$0 Land Value possible? What depreciation can I use?

8 Replies

Hi, my first BP question here.

Im looking at a property in the property appraiser website of my county and its showing this property as having $0 land value. The property is a 2nd floor apartment and is part of a condo association.

Main question: Am I allowed to depreciate the full 100% cost of the purchase price given that land assessment is $0? Who pays land taxes in that case?

Second question: The condo association has common area structures such as pool, gym, party room. Am I allowed to depreciate a percentage of those? I would be paying for the "Repair" of those structures through HOA reserves.

Thank you for everything.

Main question: Yes, that should be correct. Your depreciation is a percentage of structure to land. As an example, I have a property that has a $50k structure value and a $10k land value. My depreciation basis is going to be 83% of my purchase price. In your case, you are going to have say $100k structure and $0k land, which is a 100% basis. As long as you have proper documentation, you are covered.

Second question: Better asked of a tax accountant, but I believe your deductions are covered through your HOA fees. You have no claim of ownership of these structures outside of the dues you pay, so you wouldn't get anything outside of your HOA fees.

@Carlos Perez ,

Where I live, we don't buy apartments, we rent them. If we buy it, it's a condominium and the building itself need to me certain criteria.

I'd take both questions to your tax accountant.

Condos have property taxes like any other living unit. What's included in it is determined by factors over which the owner really has no influence. They were established before you came along. Just take the tax bill from the county. The breakouts will likely be on it.

As a unit owner you typically do not own any of the common areas - the HOA does. The HOA manages those facilities - it's not something an individual unit owner needs to be concerned about.

... based on my experiences as an owner in town home, etc. associations. Your mileage may vary in your area.

@Carlos Perez You can depreciate the cost of the condo itself, you can never depreciate land. The HOA fees would be expensed and taken care of that way. If you have a "Special" assessment, say to put on a new roof, build a new pool or something like that then those "Special" assessment fees are totaled up and depreciated.

Thank you all for your responses.

@Scott Vance , could you elaborate on Special Assessment (SA) depreciation? 

Does that mean that regular HOA is written off as expense but SA should/needs to be depreciated over a period of time? eg. An SA of $4800 over 2 yrs, I can write off as expense of $200/mo.

Or does it mean that I can expense the HOA + SA (eg $200 + $200/mo) AND depreciate the new roof improvement?

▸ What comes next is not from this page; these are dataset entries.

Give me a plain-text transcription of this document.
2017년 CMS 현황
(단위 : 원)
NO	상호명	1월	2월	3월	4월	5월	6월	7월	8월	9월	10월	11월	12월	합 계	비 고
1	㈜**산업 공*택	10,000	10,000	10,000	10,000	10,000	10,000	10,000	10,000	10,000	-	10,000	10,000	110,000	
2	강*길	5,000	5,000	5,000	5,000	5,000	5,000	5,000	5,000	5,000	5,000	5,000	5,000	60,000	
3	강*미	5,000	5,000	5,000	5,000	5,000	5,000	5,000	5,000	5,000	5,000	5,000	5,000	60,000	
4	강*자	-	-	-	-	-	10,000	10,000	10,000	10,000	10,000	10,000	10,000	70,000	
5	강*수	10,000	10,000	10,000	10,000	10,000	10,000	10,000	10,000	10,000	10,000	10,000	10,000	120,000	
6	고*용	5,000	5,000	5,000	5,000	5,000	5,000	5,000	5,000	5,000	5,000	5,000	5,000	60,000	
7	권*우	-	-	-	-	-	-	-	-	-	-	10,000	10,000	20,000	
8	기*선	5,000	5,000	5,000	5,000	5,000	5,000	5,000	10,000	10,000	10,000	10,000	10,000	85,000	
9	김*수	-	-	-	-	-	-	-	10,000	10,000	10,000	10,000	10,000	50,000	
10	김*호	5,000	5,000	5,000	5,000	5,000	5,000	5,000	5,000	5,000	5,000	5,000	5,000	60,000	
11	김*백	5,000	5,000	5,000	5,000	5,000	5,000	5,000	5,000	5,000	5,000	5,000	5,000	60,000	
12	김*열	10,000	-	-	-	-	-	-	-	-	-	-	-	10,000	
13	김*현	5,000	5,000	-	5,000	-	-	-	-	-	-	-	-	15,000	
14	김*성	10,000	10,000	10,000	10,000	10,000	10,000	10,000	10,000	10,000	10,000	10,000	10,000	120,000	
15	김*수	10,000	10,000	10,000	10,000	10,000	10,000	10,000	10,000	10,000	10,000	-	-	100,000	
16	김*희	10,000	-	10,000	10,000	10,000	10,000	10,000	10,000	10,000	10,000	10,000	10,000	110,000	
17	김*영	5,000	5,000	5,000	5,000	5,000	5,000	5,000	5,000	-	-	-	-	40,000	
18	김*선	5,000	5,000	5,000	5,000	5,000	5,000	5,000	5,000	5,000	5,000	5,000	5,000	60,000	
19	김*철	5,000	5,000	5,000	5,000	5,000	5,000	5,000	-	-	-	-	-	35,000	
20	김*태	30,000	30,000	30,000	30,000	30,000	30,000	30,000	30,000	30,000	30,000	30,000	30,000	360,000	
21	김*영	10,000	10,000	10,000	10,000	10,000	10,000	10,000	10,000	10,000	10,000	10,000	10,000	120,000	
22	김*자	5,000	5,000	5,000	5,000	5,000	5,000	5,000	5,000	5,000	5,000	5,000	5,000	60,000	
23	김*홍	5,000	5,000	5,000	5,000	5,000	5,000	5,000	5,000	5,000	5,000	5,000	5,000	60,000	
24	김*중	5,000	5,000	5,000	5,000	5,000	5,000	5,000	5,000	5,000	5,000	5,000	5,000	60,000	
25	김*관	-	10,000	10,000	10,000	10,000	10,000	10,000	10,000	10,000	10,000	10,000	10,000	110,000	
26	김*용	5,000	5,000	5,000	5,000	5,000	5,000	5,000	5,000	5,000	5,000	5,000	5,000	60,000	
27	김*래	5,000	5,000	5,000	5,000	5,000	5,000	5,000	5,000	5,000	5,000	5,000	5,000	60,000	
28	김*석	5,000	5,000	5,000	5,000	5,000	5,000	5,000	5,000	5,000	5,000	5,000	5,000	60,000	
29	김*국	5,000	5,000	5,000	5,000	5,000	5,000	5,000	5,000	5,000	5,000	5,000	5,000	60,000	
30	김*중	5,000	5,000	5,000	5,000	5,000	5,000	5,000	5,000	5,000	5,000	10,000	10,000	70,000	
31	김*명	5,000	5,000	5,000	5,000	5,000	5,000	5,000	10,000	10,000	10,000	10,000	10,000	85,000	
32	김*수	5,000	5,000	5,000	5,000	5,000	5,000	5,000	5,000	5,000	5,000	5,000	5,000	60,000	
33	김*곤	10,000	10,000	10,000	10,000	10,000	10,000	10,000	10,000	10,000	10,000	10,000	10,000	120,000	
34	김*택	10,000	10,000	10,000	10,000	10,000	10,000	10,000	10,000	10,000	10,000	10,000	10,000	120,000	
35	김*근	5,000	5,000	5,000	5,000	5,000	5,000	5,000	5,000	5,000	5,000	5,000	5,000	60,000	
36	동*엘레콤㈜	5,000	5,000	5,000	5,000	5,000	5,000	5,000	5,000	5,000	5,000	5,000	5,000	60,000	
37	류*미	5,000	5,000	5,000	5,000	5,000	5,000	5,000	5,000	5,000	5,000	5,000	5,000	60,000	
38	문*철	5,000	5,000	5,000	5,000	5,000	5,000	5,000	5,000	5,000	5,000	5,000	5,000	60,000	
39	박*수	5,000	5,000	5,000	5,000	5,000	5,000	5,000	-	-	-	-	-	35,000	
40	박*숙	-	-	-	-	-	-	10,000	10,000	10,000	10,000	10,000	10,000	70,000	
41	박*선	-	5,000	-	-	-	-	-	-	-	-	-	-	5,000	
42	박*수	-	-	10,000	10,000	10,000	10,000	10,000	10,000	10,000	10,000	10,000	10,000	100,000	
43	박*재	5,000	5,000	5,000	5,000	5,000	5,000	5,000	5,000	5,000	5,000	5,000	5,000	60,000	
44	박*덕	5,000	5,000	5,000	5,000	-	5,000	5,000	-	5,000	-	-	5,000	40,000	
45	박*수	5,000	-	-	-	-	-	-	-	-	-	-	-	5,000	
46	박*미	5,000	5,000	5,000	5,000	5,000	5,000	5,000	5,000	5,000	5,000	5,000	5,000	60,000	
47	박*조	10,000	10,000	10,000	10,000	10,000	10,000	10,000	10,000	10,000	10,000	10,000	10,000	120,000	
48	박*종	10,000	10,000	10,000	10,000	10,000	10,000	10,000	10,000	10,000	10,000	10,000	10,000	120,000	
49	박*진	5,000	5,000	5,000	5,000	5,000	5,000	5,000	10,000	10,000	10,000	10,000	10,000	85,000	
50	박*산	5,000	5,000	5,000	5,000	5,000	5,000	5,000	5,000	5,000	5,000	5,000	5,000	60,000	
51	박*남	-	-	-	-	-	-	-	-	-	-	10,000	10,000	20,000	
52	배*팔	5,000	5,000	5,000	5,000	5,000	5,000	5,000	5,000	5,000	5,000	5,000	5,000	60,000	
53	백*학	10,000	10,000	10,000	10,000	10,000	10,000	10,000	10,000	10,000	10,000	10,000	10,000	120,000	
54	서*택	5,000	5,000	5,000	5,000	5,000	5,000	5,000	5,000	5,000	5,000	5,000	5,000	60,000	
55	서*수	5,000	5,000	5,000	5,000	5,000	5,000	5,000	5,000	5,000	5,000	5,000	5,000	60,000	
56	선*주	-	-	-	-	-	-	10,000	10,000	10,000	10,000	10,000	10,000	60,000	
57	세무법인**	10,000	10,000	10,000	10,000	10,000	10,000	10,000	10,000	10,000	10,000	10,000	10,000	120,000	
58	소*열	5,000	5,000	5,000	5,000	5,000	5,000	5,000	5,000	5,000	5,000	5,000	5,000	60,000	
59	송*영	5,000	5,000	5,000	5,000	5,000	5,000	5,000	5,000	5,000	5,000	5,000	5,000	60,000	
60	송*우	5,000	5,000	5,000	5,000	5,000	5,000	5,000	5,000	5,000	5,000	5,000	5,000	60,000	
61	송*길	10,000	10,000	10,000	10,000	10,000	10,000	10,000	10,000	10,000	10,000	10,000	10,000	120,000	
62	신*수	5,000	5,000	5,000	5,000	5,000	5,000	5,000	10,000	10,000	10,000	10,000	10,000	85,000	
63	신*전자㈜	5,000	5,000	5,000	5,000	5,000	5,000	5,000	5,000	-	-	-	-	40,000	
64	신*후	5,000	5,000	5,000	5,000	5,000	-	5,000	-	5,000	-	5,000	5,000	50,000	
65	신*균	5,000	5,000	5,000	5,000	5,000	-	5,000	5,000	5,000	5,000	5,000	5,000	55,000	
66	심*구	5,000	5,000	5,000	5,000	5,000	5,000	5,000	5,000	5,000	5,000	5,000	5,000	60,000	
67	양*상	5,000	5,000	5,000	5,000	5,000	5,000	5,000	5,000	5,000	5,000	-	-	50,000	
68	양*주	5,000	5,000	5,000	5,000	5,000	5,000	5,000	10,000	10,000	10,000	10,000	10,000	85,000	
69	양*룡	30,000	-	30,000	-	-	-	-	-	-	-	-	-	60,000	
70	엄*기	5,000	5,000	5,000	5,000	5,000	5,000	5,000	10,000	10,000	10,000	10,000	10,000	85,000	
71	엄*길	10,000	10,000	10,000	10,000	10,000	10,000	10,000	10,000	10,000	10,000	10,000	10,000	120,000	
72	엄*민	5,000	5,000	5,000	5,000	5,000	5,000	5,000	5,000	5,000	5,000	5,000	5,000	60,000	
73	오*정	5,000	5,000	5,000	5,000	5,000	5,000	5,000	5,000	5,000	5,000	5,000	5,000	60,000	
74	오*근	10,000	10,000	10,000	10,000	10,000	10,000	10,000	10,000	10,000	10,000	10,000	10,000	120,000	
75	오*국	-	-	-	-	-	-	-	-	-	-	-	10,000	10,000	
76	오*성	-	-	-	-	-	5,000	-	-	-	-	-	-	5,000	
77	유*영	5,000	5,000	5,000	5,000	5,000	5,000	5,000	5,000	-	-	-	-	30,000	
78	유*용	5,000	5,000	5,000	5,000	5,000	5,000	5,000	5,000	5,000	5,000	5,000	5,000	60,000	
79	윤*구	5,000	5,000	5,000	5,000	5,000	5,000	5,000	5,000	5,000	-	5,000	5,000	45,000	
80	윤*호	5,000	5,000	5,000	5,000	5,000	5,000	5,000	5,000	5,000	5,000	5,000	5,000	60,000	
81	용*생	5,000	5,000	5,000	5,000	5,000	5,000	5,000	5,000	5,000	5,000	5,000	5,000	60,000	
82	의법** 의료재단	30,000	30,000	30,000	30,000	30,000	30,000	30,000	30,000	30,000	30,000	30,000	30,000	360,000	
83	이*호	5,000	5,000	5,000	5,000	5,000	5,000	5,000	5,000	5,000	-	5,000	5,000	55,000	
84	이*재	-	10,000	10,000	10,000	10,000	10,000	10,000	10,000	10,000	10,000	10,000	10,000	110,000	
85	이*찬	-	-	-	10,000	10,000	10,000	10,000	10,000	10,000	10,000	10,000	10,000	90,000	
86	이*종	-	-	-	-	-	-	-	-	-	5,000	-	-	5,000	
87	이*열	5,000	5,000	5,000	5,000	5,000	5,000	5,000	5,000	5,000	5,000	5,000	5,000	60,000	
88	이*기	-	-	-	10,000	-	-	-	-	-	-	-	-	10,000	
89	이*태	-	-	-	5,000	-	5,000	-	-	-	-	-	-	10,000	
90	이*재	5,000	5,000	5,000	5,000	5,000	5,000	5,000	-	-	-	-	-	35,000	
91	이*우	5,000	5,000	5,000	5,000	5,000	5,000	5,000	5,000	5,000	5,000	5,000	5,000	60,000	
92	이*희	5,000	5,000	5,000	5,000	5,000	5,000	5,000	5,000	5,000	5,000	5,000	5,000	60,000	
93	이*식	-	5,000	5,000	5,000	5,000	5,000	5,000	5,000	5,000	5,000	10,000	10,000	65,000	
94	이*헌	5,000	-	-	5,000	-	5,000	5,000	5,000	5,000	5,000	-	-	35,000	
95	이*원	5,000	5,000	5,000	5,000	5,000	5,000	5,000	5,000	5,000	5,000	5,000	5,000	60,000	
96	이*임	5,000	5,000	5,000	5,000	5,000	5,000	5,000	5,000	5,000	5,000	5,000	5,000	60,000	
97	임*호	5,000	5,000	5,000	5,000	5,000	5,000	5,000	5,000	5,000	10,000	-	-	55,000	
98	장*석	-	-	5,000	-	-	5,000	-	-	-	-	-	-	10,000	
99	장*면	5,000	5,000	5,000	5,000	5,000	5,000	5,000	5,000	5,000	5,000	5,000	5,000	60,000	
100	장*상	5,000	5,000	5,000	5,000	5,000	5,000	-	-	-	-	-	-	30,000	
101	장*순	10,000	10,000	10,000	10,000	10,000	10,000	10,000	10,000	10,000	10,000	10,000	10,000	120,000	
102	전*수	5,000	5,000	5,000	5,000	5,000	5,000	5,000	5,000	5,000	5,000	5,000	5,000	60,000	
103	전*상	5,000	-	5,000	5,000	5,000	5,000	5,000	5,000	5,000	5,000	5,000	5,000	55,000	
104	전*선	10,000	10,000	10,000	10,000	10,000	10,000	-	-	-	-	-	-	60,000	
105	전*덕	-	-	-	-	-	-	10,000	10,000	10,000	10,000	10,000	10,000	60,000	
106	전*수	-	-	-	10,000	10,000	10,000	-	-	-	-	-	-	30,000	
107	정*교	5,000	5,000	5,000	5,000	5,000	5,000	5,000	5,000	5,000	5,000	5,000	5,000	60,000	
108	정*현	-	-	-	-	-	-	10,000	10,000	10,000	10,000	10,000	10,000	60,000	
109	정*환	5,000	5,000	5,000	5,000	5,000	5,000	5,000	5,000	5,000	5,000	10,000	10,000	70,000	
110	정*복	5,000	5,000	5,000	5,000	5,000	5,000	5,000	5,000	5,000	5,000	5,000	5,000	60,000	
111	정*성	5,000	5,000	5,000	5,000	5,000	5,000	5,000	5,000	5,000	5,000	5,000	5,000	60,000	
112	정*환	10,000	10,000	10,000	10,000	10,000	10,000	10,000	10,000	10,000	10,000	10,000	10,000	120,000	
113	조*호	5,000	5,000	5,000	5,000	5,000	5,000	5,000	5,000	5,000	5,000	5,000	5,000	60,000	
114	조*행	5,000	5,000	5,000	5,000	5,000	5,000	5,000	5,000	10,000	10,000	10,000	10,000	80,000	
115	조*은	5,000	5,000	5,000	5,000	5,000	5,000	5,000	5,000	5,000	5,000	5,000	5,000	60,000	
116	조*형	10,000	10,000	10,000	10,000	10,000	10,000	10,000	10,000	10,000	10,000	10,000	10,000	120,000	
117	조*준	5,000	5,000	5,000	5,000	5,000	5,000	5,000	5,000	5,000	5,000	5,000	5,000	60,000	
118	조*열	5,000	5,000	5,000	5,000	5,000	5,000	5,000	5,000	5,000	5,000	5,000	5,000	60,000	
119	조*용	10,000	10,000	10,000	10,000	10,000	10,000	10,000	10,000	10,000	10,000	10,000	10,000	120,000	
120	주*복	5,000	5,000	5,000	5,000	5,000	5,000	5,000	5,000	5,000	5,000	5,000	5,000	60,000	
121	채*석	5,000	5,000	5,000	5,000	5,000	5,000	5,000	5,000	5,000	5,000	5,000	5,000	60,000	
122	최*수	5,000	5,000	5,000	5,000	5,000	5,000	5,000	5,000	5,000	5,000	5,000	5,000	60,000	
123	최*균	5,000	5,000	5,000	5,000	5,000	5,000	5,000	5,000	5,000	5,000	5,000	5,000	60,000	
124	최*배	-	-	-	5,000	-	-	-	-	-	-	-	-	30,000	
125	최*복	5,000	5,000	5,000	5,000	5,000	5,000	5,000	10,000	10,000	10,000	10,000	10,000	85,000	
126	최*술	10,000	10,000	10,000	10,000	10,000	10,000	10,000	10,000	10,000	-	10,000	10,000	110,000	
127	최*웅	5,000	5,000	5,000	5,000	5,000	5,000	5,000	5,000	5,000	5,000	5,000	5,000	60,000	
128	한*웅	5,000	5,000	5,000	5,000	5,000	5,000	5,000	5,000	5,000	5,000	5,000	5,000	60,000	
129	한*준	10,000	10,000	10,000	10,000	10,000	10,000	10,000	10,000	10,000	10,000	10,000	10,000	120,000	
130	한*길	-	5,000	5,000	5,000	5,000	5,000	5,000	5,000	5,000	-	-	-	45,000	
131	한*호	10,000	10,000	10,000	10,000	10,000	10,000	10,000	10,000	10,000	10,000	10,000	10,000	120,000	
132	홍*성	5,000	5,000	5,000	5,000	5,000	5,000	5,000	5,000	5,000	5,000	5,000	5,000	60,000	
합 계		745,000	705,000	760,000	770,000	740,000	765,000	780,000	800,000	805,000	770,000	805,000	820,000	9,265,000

Note this property is a building unit and I'm looking into only one (out of 30).

@David Dachtera , Im not too familiar with terminologies. So when one purchases a property in a building, the correct terminology is I purchase a "condominium" unit? And when a tenant rents such property it is they rent the "apartment"? Or is it also considered renting a "condominium" due to the building meeting certain criteria?

In relations to the tax breakdown, in the county site, the Land Assessment line is written as $0. Everything else is related to the School, Police, Debt, etc.

@Jd Martin, So, does the HOA pay for the taxes on the land?

Thank you.

@Carlos Perez ,

The distinction between "apartment" and "condo" is usually based on the building. If the utilities, waste plumbing, etc. are built to be separated, it can be a condo. 

Apartment buildings may also have utilities metered separately, but the drains are common. There is no HOA and the management company serves a similar purpose to an HOA. Their "dues" (fees) are paid by the building owner out of the rents collected. Typically, the management company collects the rents and delivers them to the owner who pays the management company their fee. Situations will differ based on terms negotiated.

A condo is an element within a building where the unit is owned. It may be rented out by the owner if that's allowed, but it's still a condo. HOAs typically collect only dues, not taxes or other payments.

The building owner pays taxes on the land. The owner may or may not be the HOA (typically, not).

Hierarchically, a condo building might look like this:

- Building Owner

-- HOA

--- Condo Owner

---- Renter

I know - it can be a challenging distinction. There are some areas where "apartments" are owned, similar to condos.